Beethoven’s Cello: Five Revolutionary Sonatas and Their World

by Marc D. Moskovitz and R. Larry Todd

In 1796, the young composer presented his first two cello sonatas, Op. 5, at the court of Frederick William II, an avid cellist. Beethoven continued to develop the potential of the duo partnership in his three other cello sonatas – Op. 69 and Op. 102, No. 1 and No. 2. These revolutionary sonatas forever altered the cello repertoire. This book, written by a cellist- pianist author duo, is an essential introduction to those desiring a comprehensive understanding of Beethoven’s cello sonatas.
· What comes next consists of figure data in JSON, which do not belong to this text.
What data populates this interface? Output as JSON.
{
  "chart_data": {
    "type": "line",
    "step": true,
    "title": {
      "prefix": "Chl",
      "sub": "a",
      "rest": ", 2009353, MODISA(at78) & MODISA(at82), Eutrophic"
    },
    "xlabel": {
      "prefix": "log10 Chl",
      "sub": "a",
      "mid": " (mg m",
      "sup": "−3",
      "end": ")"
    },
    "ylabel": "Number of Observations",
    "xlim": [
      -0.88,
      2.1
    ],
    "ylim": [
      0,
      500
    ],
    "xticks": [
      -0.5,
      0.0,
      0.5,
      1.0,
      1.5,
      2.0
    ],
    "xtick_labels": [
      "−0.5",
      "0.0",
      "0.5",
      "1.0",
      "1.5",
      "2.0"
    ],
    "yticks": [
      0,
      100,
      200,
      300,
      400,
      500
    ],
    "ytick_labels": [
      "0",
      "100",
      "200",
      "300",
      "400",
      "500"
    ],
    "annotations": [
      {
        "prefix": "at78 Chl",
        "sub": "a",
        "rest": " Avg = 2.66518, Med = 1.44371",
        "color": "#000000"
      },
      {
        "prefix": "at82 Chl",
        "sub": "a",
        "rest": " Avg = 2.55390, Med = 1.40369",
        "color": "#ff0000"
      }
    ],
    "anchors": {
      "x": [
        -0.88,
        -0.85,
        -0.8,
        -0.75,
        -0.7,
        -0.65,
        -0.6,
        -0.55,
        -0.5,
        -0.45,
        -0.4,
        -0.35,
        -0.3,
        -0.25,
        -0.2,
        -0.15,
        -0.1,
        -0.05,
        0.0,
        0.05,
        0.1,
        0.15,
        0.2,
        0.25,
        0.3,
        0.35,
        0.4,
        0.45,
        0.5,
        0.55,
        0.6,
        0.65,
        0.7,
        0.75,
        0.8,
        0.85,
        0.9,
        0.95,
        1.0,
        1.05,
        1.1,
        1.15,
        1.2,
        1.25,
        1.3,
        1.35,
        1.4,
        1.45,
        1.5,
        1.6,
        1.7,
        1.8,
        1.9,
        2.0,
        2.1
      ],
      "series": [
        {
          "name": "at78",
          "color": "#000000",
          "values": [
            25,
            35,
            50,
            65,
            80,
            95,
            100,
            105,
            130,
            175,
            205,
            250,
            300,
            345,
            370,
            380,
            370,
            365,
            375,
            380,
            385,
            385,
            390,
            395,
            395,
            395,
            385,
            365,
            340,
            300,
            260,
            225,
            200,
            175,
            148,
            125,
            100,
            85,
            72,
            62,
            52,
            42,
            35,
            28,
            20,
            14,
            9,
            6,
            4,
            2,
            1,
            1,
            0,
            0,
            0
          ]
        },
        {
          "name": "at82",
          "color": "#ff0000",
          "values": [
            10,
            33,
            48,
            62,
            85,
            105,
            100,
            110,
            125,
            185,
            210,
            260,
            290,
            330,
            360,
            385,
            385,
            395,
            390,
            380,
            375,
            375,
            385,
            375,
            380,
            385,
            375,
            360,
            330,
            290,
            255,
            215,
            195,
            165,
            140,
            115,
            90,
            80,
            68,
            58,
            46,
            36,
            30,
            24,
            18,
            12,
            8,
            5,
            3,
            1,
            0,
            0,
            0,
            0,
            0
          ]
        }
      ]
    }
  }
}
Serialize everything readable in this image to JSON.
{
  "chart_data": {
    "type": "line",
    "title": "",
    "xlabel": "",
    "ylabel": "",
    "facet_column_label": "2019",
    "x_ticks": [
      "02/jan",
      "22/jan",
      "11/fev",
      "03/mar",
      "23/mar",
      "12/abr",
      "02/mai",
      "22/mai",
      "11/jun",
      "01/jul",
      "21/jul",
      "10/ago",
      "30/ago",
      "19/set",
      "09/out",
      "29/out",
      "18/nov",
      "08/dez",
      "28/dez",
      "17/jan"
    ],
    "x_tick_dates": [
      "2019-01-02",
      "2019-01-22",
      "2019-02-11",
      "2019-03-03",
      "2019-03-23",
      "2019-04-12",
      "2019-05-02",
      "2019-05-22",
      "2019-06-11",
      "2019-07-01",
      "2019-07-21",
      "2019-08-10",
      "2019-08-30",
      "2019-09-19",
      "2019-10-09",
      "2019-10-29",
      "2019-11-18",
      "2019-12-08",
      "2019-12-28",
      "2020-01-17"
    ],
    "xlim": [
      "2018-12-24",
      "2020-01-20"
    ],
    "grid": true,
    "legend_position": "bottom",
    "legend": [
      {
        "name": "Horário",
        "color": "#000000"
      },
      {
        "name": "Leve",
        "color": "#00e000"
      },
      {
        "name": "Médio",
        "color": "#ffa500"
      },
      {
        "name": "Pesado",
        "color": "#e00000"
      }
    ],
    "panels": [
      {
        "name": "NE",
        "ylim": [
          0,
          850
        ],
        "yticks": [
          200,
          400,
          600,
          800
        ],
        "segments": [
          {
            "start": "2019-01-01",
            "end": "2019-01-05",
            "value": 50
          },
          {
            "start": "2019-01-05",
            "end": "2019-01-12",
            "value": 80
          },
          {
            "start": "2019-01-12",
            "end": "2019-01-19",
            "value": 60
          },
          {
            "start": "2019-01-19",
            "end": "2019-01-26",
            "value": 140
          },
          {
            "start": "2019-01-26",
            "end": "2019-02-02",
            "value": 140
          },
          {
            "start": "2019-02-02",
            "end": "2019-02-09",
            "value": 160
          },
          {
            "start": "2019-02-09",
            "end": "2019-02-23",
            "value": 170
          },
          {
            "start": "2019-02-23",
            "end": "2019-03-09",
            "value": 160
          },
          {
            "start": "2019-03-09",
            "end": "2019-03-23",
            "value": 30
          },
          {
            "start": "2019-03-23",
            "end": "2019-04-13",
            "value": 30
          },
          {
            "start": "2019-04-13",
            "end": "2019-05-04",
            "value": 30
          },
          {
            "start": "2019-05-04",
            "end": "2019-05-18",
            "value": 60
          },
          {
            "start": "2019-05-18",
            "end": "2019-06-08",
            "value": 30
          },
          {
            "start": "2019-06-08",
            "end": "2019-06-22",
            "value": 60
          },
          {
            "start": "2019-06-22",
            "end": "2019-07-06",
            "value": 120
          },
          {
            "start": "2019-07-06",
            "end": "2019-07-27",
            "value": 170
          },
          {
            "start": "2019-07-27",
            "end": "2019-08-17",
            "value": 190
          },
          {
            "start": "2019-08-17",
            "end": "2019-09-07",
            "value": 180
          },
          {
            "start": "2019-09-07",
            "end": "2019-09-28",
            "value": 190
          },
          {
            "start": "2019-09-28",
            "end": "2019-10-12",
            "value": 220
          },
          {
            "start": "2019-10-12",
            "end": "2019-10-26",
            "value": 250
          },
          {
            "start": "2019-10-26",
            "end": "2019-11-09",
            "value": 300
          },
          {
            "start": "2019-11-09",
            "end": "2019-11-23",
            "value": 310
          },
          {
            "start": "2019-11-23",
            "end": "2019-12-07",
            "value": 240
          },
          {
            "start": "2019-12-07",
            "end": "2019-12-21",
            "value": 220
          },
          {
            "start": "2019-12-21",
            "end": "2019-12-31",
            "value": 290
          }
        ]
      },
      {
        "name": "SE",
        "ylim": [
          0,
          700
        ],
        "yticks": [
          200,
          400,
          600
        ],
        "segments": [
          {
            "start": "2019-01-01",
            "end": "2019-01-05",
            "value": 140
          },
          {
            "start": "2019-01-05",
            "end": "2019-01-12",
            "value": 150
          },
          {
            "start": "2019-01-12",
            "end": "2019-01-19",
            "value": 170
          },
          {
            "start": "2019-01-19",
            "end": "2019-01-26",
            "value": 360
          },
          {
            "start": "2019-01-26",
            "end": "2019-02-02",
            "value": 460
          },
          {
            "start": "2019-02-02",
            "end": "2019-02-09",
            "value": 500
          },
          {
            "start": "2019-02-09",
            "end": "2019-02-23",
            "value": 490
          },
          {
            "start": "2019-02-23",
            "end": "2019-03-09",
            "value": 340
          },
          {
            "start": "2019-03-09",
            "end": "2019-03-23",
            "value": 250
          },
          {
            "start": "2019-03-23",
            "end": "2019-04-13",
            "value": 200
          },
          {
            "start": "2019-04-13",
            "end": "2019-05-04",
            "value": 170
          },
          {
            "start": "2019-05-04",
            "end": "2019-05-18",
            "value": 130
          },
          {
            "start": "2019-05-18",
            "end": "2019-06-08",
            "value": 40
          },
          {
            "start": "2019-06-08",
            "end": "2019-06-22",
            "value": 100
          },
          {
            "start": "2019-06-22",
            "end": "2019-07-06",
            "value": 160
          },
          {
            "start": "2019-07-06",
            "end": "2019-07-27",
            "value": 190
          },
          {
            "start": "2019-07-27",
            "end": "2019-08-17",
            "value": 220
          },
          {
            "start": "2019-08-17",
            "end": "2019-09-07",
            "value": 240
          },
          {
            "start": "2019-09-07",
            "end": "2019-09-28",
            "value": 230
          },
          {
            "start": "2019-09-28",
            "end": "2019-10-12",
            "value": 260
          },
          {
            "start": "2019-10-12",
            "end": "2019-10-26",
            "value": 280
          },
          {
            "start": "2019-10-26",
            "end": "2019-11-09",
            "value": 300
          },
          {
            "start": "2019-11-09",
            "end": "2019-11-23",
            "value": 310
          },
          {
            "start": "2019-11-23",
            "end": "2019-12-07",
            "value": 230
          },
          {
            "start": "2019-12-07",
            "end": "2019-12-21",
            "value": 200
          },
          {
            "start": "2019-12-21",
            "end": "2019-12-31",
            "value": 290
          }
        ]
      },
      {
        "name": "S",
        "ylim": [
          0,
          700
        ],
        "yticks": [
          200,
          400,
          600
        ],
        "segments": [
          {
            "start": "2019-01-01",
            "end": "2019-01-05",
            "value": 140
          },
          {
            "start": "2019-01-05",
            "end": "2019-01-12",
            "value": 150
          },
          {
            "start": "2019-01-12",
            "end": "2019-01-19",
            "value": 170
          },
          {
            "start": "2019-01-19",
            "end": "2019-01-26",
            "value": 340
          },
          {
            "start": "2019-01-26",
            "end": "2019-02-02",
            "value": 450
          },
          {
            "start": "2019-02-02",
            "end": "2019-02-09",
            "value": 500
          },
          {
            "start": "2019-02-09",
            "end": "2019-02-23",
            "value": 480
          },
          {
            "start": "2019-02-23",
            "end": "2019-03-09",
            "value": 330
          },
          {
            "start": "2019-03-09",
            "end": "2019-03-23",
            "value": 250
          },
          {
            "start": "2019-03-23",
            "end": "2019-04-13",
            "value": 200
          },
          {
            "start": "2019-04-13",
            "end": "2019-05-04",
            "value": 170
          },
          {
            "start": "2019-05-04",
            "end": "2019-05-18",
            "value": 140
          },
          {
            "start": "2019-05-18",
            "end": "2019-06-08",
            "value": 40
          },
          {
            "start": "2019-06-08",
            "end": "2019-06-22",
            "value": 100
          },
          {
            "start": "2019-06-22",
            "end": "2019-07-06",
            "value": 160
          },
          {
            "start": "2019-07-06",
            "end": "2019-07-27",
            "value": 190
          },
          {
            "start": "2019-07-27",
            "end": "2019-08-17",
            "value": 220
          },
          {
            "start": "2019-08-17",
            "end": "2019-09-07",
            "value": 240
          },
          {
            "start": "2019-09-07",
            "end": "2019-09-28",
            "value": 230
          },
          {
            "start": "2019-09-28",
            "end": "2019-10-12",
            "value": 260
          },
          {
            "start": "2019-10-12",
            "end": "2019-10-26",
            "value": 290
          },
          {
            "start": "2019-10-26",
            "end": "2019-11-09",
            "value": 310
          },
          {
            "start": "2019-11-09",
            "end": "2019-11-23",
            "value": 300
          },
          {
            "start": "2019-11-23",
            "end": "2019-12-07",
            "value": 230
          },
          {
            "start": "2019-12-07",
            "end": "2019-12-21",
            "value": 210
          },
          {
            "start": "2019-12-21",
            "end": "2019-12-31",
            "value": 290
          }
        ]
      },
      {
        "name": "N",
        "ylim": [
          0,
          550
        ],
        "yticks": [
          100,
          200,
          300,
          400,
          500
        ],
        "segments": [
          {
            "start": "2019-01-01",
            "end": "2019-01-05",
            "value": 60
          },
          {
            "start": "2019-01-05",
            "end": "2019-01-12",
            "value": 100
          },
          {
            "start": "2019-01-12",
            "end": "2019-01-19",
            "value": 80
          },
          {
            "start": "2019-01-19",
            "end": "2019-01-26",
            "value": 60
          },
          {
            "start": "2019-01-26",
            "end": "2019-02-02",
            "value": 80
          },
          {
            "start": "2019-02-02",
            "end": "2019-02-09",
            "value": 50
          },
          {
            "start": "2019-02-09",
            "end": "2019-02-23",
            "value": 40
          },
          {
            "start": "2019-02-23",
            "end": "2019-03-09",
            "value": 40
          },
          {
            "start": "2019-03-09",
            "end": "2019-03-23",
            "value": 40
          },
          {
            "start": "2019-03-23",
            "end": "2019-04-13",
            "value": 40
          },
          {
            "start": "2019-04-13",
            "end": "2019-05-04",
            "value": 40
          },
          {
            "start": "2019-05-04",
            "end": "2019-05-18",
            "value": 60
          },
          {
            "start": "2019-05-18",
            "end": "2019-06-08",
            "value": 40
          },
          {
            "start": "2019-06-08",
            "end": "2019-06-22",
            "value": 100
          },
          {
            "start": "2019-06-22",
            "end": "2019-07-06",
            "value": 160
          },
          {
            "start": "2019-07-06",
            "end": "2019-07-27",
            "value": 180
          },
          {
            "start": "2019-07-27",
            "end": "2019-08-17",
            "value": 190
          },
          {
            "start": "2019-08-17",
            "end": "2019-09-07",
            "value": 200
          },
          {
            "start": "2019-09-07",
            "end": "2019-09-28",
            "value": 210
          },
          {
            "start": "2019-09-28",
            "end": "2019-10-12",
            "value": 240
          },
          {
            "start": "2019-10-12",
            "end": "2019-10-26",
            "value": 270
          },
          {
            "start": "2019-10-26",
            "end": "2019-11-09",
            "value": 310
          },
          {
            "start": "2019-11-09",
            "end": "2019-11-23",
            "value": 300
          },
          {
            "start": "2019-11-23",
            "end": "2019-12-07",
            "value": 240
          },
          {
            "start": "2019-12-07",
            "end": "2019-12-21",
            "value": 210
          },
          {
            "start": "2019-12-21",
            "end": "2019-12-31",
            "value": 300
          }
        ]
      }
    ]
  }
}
Beethoven’s Conversation Books, Volume 1 to Volume 3

edited and translated by Theodore Albrecht

This extraordinary set of original documents, which once rode around Vienna in Beethoven’s coat pocket, allows us to eavesdrop on the composer’s intimate conversations with his friends at the dinner table. When ear trumpets failed him, the increasingly deaf composer asked his companions to jot down their side of the conversation in notebooks, while he answered aloud. Today, 139 of these booklets survive, covering the years 1818 up to the composer’s death in 1827. In post-Napoleonic Europe, table-talk topics included politics, literature, art, and theatre, and there’s a lot about Beethoven’s peculiar eating habits! Volume 3 (published May 2020) will contain revolutionary evidence that Beethoven could hear his final symphony after all.